Silver Linings

It wouldn’t seem we have much to be happy about. First there were the four turbulent years of he who shall remain nameless. During that time, our democracy was set back about 300 years, maybe 3000, as institutions, traditions and the rule of law, all of which combined to give our lives stability and structure, were wholesale abandoned.

Then along came COVID, sending us cowering in our caves. As if that weren’t enough, we now have the specter of WW III unfolding in Europe, with an obvious madman attempting to rip the heart out of another, albeit fledgling, democracy. To top it all off comes the news that climate change, which we’ve had to de-prioritize in the face of all these other crises, is looming even more quickly and more dangerously than was previously estimated. Strangely, amid all of these dark clouds, I begin to see a few silver linings.
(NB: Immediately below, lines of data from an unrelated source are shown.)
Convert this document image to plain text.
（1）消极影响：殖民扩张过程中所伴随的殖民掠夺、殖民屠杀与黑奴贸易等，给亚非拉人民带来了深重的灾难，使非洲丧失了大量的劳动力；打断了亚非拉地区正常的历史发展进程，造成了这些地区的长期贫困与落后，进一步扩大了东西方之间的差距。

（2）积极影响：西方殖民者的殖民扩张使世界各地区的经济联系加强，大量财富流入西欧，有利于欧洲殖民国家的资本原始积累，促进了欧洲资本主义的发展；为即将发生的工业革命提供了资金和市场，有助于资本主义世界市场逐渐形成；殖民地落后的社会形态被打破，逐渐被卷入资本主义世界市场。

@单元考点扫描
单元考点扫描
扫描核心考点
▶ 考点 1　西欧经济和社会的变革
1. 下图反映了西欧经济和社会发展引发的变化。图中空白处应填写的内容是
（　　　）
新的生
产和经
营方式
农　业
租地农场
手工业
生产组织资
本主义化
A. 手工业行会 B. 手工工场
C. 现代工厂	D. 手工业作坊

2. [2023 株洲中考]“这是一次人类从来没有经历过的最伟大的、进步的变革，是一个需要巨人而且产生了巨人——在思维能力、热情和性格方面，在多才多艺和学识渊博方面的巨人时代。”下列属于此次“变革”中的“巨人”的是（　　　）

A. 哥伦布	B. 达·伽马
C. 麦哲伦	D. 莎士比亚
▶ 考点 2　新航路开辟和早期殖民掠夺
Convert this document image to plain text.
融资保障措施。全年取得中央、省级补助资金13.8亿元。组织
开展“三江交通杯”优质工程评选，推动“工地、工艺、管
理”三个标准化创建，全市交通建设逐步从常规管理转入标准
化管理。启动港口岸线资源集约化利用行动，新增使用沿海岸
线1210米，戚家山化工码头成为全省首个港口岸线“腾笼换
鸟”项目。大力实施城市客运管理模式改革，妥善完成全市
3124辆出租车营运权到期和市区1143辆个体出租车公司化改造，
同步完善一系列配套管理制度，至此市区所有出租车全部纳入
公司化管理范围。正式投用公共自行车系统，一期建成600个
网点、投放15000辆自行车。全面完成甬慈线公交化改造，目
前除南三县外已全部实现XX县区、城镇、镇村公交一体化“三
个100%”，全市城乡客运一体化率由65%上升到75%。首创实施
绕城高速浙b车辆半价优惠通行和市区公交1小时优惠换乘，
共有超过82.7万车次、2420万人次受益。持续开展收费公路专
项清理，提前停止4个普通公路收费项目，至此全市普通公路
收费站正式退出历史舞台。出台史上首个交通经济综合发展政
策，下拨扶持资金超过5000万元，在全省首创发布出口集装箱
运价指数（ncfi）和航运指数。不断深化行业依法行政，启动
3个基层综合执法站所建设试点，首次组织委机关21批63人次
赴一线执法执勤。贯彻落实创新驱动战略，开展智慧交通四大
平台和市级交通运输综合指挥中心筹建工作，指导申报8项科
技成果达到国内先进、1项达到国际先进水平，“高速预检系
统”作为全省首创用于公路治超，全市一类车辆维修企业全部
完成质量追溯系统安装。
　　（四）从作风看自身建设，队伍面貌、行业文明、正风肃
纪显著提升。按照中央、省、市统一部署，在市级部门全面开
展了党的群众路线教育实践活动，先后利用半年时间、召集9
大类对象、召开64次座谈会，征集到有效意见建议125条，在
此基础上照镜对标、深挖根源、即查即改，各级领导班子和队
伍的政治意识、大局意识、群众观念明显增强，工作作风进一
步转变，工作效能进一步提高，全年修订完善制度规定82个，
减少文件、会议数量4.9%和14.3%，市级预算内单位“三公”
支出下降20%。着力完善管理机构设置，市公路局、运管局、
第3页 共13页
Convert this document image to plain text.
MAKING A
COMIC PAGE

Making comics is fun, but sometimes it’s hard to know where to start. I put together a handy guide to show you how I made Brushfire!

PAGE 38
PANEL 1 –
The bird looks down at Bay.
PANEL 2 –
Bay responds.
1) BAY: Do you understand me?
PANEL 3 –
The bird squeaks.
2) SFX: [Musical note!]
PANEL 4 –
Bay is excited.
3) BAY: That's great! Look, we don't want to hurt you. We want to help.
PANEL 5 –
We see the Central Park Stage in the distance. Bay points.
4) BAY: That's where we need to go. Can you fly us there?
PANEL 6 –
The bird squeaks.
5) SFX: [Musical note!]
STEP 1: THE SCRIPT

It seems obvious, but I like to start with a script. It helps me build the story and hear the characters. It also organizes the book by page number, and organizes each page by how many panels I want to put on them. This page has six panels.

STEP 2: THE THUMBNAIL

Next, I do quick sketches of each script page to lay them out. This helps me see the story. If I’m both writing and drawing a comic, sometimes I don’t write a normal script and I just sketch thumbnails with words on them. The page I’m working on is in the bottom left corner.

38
Going to the supermarket over the past several months, I’ve been greeted by empty shelves and the inability to any longer buy all that I want. Most of this county, me included, has grown spoiled and lazy. We’re used to getting everything we want and getting it immediately. Forgetting about all the people in the world who aren’t so lucky, many of them hidden from our daily view right in this country, we bitch and moan when we don’t get instant gratification. While we haven’t had a genie to fulfill our every wish with the snap of a finger, we had gotten pretty close to that.

Now, between COVID, inflation, the supply shortages and, God-forbid, a potential all-out cyberwar that would shut down our electronic existence for a protracted period, we’re going to be forced to have some self-discipline… to learn, or in the case of us oldsters, relearn, what it means to want something and not be able to get it…to use those long-vacated parts of our brains where thrift, patience and resourcefulness lie. You may think this frustrating, but it makes me happy. I relish a bit of long-term economic deprivation. It might do much to cleanse our national soul.

There has also been a coming together, of sorts, of our internal politics in response to the administration’s tightrope walking in countering the current Russian aggression. Perhaps “coming together” overstates things a bit, as the imbedded hatred in Washington is a hard thing to leave behind. But watching Old Joe fumble through the State of the Union address last night, there was some enthusiastic applause from the Republican side. It may only have been during the parts about our response to the Ukrainian (did Joe really say “Iranian”?) situation. But, maybe it’s a start. Regardless, having a decent person in the White House instead of a charlatan makes my list of positives.

There is also another silver lining in that crisis in Europe. Assuming there are enough people in the Russian military hierarchy willing and able to prevent this from escalating into a catastrophic nuclear war (I endorse deprivation, but not rummaging through the radioactive ruins of post-apocalyptic civilization). One can be certain the Chinese are closely watching the way the world is coming together in condemnation of Putin’s atrocity and the resistance of the Ukrainian people in defending their country. Surely that has to have them thinking twice about trying to invade Taiwan. We are much less well prepared to deal with a Taiwan invasion than we and our European Allies are to deal with Putin and the Russians.

“Hope springs eternal…” starts the line coined by Alexander Pope. Maybe I’m grasping at straws, but right now the intangibility of hope revolving around the fleetingly transient nature of these silver linings seems to be about the best we can do.